The critical epistemologies of risk provide strong empirical and normative foundations for the development of a distinct mass tort jurisprudence, says the author.
Author
Arpita Gupta, Associate Professor, Jindal Global Law School, O.P. Jindal Global University, Sonipat, Haryana, India.
Summary
The Bhopal gas tragedy essentially marked the beginning of mass tort jurisprudence in India. When the US courts dismissed the consolidated lawsuit resulting out of the Bhopal disaster and returned it to India for judicial determination, the Indian legal system was confronted with one of the biggest challenges it had ever faced.
The difficulty arising out of the unprecedented extent and intensity of the event was compounded by a lack of prior experience of the Indian legal system in dealing with mass tort cases. Bhopal brought out the inadequacy of the then-prevalent traditional common law of tort in dealing with the legal challenges posed by the case, thus, underscoring the need for modifying the existing tort law doctrine.
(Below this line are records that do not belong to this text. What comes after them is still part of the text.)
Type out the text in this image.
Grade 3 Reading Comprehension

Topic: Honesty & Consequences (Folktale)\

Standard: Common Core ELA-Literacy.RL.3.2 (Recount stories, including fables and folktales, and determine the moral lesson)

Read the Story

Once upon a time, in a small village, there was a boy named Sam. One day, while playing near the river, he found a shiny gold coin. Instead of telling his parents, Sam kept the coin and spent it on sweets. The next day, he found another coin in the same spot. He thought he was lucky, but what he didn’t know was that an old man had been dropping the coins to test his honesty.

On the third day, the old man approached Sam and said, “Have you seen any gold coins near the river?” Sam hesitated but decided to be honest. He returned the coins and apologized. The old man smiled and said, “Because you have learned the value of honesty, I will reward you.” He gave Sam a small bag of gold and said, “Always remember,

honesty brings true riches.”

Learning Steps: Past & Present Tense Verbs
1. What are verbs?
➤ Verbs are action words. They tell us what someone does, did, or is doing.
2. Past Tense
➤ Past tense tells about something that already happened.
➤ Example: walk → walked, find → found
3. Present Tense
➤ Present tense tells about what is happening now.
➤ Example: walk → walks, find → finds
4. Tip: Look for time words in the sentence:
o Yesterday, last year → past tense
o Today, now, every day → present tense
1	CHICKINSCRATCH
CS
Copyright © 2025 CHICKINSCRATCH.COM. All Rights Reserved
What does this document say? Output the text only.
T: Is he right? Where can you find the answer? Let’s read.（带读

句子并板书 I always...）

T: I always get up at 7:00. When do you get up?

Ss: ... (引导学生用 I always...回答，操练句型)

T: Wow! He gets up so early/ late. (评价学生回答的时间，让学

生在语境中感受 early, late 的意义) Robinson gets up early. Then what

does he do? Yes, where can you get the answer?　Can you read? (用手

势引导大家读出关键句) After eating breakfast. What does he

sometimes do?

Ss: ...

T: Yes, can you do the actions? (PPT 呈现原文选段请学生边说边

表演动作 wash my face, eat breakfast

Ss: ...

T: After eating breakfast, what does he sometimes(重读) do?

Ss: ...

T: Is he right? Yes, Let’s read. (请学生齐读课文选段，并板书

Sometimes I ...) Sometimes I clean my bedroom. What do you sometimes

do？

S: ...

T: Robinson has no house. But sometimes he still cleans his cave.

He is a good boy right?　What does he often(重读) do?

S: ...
The most significant modification introduced to the Indian tort law in the wake of Bhopal was the dissolution of public-private law divide through the invocation of the doctrine of parens patriae and the enunciation of the principle of absolute liability.
The primary thesis of this paper is that the rationale and need underlying this dissolution of public-private law divide can be well understood in the light of critical social scientific studies on risk.
As the concept of risk is inextricably linked with anthropogenic mass disasters, the critical epistemologies of risk provide strong empirical and normative foundations for the development of a distinct mass tort jurisprudence, much needed in today’s post-modern ‘risk society’.